Cross-lingual NLI involves training a natural language inference model in a language and predicting entailment labels for data in another language. For example, in this project, we train an NLI model on MultiNLI data - which is available only in English - and evaluate it for use in other languages.

Train XNLI Folder

Holds the notebook that explains how a target language encoder is aligned to a source language encoder using parallel corpora, and how we use the aligned encoder to perform cross-lingual NLI without translation. Also, below is an explanation of the whole process.

SNLI-Only

In this folder you can find the notebook and .py files with directions for training an SNLI model - English-only.

MultiNLI-Only

Here, you can find the notebook and .py files with directions for training a MultiNLI model - English-only.

Translate-Train

Translate-Train method uses machine translation to generate training sets in the XNLI dev and test languages. Here we use the machine-translated training sets provided on XNLI repo to reproduce the translate-train results of Conneau et al. (2018). We use this method as our primary baseline.

Translate-Test

Translate-Test method involves translating the development and test sets to the training/source language (English). Machine-translated dev and test sets are also provided on XNLI repo. We reproduce the translate-test results to use as our secondary baseline.

How to perform cross-lingual NLI?

How does it work? Let's say our goal is to perform NLI in German without translating the training set to German (or the test set to English). Each experiment consists of three following steps:

1) Training on English NLI Data: We first train an LSTM encoder and a linear classifier on MultiNLI data. Then we make a copy of the encoder, so that we have two identical encoders; one for the source language (En) and one for the target language (De).

2) Aligning Encoders: Then, by using parallel sentence pairs in English and German (from Europarl or OpenSubtitles 2018 corpora), we align the German encoder to the English encoder so that they produce close sentence representations in the embedding space. We use an adversarial objective in addition to the alignment loss proposed by Conneau et al. (2018). Specifically, we try to fool a discriminator at the same time with alignment. We incorporate adversarial training to the process, since our goal is to produce close embeddings in the space so that a linear classifier trained for NLI is not able to tell the difference between English embeddings and German embeddings. This way, we can perform cross-lingual NLI without needing translation.

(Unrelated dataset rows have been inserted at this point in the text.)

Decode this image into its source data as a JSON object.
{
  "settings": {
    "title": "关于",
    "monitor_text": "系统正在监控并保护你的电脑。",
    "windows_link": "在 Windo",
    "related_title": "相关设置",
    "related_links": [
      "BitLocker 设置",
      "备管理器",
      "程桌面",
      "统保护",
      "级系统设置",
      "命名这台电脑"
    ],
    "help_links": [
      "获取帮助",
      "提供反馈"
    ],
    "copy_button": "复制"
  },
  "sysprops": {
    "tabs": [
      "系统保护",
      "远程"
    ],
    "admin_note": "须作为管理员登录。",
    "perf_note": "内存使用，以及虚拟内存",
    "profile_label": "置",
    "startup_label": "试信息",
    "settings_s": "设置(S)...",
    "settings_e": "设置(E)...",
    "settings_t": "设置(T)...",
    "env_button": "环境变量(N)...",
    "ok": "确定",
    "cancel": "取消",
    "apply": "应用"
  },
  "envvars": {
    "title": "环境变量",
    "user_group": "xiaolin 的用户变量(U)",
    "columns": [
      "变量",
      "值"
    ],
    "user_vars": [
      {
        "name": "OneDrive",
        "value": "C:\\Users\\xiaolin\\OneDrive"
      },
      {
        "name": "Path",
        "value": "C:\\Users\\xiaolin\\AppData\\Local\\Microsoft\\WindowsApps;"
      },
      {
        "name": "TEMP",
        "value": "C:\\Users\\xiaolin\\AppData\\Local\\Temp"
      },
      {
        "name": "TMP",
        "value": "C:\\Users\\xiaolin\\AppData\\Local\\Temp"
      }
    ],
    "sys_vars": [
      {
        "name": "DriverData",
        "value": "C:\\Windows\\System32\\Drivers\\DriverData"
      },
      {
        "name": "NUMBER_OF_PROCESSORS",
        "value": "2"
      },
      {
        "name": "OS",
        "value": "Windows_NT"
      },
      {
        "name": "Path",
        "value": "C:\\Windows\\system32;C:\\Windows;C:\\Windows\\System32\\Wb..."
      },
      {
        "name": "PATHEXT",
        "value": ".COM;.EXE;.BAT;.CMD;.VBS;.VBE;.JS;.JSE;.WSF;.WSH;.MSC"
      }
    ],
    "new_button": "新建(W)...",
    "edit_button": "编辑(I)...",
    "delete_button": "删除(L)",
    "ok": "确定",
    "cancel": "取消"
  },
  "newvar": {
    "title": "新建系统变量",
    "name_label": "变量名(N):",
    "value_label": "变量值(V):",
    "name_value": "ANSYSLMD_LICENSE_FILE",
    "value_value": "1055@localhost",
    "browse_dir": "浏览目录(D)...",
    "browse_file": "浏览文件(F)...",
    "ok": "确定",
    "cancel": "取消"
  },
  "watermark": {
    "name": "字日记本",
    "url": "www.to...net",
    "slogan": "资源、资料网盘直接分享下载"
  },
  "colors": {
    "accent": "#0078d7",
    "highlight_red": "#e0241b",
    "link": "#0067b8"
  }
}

3) Inference on XNLI (Non-English NLI Data): We build cross-lingual NLI models by training on MultiNLI and aligning encoders for the following languages: en: English, ar: Arabic, bg: Bulgarian, de: German, el: Greek, es: Spanish, fr: French, hi: Hindi, ru: Russian, th: Thai, tr: Turkish, vi: Vietnamese, & zh: Chinese.

Downloading Aligned fastText Vectors

curl -o wiki.en.align.vec https://dl.fbaipublicfiles.com/fasttext/vectors-aligned/wiki.<lang>.align.vec

Alternatively, you can use multilingual fastText vectors.

Packages You Will Need

pytorch
nltk: for standard English tokenizer
jieba: for Chinese tokenizer
spacy